Meu quarto tinha uma janela longa, mais ou menos dois metros de comprimento, fechada por duas camadas: uma de madeira; e uma de vidro. Ao abrir-se a primeira – a de madeira – via-se um vasto céu, casas baixas de telhados belos como uma multidão de singelos origamis; montanhas distantes e misteriosas à esquerda; uma rica e biodiversa floresta à frente, na borda da cidade; e à esquerda, longínqua e silenciosa, uma extensa praia azulada. Ao abrir-se a segunda – a de vidro –, sentia-se a brisa fresca e limpa, a luz delicada do sol fechando olhos e abrindo sorrisos, e também o som pacato e tímido de uma cidade onde não havia muitos problemas a perturbar seus habitantes.

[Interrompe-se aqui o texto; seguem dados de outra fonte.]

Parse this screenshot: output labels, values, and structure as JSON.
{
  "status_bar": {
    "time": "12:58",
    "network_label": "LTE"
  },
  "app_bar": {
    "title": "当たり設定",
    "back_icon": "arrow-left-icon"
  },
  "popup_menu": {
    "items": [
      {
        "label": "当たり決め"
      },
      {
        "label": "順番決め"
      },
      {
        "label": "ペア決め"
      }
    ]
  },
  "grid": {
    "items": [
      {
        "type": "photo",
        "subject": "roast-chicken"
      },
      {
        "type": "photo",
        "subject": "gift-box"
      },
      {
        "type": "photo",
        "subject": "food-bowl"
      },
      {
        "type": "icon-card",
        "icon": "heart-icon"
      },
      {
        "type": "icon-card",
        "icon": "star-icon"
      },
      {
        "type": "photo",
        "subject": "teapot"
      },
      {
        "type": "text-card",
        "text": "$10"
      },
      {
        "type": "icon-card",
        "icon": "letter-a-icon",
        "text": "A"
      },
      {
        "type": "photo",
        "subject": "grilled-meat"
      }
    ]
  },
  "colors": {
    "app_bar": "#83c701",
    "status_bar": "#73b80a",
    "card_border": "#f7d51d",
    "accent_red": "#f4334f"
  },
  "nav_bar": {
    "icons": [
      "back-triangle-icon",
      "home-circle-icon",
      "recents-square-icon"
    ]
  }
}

Essa vista parecia pedir um enfeite, como a moldura de um lindo quadro cuja arte exalta a beleza do mundo, a lindeza da vida. Decidi, então, montar ali uma longa calha percorrendo todo a parte externa do parapeito, e comecei meu microcosmos de jardinzinho.

Plantei um girassol, plantei uma rosa canina, enfim, preenchi a calha com toda raça de flor, e terminei a obra preparando uma orquídea que enfeitasse as laterais. A princípio não era muito agradável, mas desde cedo aprendi a ter paciência; reguei-a todos os dias, adubei, fiz o que pude para manter e acelerar o progresso. Minha mãe ficava orgulhosa da minha dedicação, e incentivava meu esforço. 

***

Depois de seis meses, mesmo que nem todas elas houvessem atingido a estatura máxima, meu jardinzinho estava colorido e saudável. Eu acordava pela manhã, escancarava a janela e contemplava como as coisas harmonizavam entre si, qualquer fosse o clima. Num dia ensolarado, as flores cantavam alegres, radiantes; num dia chuvoso, elas sussurravam palavras de esperança. Eram minhas amigas; uma delas, da corola vermelha, chamei de Arthur, como chamava um peixinho de estimação que tive quando mais novo. Segui afetuoso com meu jardim, e olhava orgulhoso para o alto quando passava na calçada de casa.

Certo dia, deixei ali umas cascas de frutas picadas para fertilizar o solo. Tendo-o feito, sentei à minha escrivaninha para desenhar. Fiquei ali, flutuando em minha cabeça, imaginando mil cousas como sempre fiz. Ah, como era bom ter paz em meu mundo, sem preocupar-me com o que viria. Sentia-me preparado para tudo, e nada ameaçava meu imo.

Naquela mesma tarde, quando já sombreava o desenho, ouvi umas batidas no vidro da janela. Virei-me e vi, atrás do vidro, um passarinho. Com os pezinhos na calha, bicava sutilmente os estalinhos inofensivos. Era um pássaro pequenino, bem pequenino. Seu rostinho amarelo, sua penugem de pontas pretas, não era muito atraente. Tinha, sobre a cabeça, penas sembrando uma desordem, como um cabelo que não foi penteado pela manhã. Apesar de ser chamativo e um tanto interessante, não era tão belo quanto uma andorinha, nem tão fofo quanto um caneleiro. Era uma boubela; a mais simples e banal entre elas.

Abri a janela de vidro, e ela me olhou enérgica e alegre:

“Que jardinzinho bonito, meu bonito!”, disse, desajeitada.

  “Obrigado.”

  “Posso comer uma casquinha de banana?”

  “Fique à vontade”, permiti, indiferente; “só não arranque as raízes.”